Al entrar, Azalea limpiaba al pequeño con delicadeza, mientras su madre sanaba a Clara con un hechizo. Lluvia tenía las manos sobre el vientre de Clara, que emanaban una cálida luz dorada, envolviendo a la joven en una suave bruma curativa. Clara, aunque pálida y débil, parecía respirar con más tranquilidad.

—¿Está bien? —preguntó Melibea, acercándose rápidamente a su amiga. Se agachó junto a su madre, tomando la mano de Clara. Estaba fría como el hielo.
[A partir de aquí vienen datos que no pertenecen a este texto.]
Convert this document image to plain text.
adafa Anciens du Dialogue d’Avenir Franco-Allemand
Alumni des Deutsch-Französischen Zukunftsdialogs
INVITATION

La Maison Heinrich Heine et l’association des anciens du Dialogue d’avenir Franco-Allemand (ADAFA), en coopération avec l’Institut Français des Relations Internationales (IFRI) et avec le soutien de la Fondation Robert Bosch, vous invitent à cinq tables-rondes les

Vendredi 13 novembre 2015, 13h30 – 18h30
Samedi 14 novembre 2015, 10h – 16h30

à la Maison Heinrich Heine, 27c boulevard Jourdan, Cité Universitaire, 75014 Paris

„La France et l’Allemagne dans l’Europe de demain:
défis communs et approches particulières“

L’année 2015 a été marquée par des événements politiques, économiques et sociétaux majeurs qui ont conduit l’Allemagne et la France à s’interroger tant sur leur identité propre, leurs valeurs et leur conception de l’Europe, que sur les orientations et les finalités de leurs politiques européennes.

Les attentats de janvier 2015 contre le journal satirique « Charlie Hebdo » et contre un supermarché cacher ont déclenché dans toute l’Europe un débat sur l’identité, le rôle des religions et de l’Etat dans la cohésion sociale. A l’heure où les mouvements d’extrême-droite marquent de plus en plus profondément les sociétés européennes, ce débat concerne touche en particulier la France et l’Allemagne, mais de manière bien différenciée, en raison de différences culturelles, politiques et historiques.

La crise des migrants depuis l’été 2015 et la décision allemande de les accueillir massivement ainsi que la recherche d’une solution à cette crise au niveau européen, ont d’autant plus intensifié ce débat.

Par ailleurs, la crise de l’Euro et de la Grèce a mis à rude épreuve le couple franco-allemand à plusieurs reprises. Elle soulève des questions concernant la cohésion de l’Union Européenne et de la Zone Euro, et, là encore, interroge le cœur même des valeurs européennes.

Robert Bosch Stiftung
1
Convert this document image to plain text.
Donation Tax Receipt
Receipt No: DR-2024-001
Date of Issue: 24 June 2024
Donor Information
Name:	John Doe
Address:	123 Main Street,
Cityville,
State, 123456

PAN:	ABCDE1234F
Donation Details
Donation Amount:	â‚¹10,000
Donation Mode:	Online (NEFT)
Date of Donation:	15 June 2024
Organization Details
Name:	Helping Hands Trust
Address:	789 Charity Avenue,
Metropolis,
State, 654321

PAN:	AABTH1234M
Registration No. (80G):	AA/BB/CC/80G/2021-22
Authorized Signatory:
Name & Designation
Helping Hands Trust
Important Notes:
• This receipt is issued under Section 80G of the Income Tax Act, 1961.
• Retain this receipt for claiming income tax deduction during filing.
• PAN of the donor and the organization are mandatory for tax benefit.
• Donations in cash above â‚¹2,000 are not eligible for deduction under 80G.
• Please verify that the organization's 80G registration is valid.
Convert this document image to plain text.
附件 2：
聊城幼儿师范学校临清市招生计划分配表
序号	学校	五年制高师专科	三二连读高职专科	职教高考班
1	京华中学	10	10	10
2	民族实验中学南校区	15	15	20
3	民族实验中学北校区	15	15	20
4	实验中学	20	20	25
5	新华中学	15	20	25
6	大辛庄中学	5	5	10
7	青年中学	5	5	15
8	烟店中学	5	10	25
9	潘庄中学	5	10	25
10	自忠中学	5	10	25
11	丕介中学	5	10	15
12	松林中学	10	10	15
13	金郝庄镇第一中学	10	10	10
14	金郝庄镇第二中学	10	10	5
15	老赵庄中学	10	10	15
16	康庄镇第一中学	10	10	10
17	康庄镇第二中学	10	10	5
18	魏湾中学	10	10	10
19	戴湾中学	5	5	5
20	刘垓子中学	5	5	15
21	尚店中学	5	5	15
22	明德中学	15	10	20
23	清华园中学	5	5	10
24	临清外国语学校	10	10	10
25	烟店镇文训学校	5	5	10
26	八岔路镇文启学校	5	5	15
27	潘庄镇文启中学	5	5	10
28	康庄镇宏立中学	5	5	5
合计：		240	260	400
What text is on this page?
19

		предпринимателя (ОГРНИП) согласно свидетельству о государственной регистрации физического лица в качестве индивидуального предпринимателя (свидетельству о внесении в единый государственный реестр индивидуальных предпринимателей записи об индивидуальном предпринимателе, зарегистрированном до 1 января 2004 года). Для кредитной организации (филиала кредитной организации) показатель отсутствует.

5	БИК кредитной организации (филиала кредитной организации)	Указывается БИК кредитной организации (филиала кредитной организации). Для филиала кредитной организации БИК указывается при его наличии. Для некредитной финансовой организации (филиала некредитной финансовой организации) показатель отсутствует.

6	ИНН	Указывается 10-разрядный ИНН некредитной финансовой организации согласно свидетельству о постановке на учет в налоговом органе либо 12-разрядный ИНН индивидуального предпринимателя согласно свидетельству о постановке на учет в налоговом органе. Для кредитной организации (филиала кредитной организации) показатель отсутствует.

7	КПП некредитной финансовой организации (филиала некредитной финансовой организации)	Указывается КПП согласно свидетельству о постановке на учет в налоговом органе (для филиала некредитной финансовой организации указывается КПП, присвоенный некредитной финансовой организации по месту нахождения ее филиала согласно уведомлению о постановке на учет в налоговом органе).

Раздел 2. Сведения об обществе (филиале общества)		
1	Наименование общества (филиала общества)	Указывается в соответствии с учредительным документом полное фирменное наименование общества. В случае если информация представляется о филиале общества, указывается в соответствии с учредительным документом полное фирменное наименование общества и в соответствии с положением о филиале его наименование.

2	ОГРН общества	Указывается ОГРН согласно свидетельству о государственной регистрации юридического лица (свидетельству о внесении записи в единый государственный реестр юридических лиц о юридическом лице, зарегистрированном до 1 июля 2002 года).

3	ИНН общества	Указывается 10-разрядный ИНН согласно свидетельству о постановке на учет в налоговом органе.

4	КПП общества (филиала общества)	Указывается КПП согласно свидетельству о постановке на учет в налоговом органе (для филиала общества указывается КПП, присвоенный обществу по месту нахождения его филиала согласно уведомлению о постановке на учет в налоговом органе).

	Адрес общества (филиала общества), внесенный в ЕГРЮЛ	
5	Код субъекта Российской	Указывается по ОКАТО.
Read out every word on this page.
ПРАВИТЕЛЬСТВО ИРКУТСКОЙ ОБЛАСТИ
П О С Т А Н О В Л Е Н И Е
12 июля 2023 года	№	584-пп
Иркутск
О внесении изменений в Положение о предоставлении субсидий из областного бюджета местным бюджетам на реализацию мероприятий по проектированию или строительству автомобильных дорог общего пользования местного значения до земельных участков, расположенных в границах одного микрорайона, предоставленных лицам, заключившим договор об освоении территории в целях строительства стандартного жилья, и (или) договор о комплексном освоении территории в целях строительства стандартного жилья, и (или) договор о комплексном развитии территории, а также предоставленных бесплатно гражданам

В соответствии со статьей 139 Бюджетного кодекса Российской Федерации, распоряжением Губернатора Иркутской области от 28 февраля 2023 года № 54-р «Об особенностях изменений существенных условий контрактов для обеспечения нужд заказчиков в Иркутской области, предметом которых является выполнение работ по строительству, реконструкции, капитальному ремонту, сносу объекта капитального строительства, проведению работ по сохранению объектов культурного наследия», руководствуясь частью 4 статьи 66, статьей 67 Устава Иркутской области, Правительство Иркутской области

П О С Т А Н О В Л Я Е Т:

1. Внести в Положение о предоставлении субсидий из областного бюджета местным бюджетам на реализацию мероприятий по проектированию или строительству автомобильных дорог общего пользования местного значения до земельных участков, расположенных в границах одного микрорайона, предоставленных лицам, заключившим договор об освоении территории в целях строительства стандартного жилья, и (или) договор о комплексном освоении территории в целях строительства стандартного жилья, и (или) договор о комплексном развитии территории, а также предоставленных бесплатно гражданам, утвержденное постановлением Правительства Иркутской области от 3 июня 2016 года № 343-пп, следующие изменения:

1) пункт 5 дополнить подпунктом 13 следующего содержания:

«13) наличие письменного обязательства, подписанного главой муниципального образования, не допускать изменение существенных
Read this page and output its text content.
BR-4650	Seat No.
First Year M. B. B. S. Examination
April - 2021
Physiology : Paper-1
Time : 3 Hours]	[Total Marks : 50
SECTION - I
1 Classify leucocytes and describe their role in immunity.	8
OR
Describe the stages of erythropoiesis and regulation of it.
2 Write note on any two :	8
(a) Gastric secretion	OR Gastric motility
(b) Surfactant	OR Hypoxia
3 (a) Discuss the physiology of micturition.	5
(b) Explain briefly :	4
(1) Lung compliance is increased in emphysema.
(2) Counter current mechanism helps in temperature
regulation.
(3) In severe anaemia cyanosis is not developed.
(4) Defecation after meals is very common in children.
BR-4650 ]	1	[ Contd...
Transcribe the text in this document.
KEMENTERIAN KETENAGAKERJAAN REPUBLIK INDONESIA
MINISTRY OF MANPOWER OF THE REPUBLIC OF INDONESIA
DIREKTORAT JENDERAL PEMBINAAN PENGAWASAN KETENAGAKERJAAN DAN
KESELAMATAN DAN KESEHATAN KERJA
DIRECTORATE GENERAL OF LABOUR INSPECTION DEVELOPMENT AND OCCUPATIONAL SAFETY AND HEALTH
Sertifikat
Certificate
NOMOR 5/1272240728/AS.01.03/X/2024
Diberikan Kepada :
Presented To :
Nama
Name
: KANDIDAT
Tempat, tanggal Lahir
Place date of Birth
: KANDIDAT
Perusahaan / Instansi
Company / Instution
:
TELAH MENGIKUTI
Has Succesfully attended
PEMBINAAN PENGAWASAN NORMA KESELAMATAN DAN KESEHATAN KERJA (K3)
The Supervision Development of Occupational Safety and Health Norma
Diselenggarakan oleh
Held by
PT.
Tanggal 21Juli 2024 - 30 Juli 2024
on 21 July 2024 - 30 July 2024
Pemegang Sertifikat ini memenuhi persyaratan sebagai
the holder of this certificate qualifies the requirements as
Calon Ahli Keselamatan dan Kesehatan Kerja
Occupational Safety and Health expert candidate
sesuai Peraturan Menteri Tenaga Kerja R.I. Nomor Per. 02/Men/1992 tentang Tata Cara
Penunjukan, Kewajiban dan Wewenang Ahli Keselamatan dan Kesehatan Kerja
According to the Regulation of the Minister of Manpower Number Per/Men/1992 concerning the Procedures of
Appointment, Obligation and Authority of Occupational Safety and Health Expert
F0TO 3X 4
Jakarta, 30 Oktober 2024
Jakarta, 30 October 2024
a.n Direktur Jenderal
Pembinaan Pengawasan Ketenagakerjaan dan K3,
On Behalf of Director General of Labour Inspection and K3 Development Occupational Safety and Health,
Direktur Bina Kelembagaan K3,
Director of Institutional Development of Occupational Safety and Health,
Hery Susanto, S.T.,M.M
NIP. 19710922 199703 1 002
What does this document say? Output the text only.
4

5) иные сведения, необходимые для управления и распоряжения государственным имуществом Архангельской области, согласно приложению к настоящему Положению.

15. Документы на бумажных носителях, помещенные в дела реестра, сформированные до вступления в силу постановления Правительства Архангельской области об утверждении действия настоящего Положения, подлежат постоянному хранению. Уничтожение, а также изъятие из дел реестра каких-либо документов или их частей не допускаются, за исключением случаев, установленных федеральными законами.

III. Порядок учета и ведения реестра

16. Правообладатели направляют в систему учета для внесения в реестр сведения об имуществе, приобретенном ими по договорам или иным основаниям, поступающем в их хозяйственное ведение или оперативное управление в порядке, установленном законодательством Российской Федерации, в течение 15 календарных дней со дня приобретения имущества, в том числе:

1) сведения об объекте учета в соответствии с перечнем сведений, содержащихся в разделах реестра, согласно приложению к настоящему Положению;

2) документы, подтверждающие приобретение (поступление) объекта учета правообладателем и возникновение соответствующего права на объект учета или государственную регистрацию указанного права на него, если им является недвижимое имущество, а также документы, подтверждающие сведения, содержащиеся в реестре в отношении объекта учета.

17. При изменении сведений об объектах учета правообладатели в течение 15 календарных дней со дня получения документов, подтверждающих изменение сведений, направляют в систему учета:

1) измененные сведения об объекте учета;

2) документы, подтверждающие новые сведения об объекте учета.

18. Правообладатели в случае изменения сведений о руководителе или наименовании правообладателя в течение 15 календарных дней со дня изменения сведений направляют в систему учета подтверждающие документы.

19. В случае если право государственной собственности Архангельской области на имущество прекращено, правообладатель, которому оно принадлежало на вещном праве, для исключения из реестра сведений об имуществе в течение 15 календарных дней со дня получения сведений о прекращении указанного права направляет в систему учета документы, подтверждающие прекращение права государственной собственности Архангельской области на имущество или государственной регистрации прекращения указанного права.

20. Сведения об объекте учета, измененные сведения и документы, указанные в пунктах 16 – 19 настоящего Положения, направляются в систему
—No te preocupes —dijo Lluvia, regalándole una de esas sonrisas tranquilizadoras que siempre lograban reconfortarla. Sus manos seguían emitiendo esa luz cálida, trabajando en el cuerpo maltrecho de Clara—, lo más seguro es que el pequeño haya clavado sus garritas en Clara, ocasionándole una hemorragia interna —explicó Lluvia—. Clarita es humana, su cuerpo no está preparado para tener un bebé sobrenatural.

—¿Sobrenatural? —se cuestionó, confundida ante lo dicho por su madre.

—Sí, Melibea, sobrenatural. Los lobos son criaturas sobrenaturales. Si no eres una loba o algún otro tipo de demonio, tu gestación podría complicarse, hija mía —explicó la pelinegra con paciencia—, ya está. Su respiración se normaliza, su rostro ya tiene algo de color. Lo mejor será dejarla descansar.

Ella y su madre salieron de la habitación, dejando a Clara dormir. Azalea llegó poco después, trayendo al pequeño ya limpio y envuelto en una manta blanca. Al ver su pequeño rostro, Melibea suspiró de ternura. Tomó al bebé en sus brazos, sintiendo su energía vibrar contra su piel. Era la misma que percibía en Clara, pero más pura, más intensa. «Aún me pregunto qué tanto daño le habrán hecho a mi amiga mientras estuvo cautiva», pensó, apretando los labios para contener la rabia.

Sabía que, aunque ese bebé fuera producto de los constantes abusos a los que Clara había sido sometida, lo amaría con locura. No podía evitar sentir un profundo cariño por ese pequeño ser que luchaba por sobrevivir.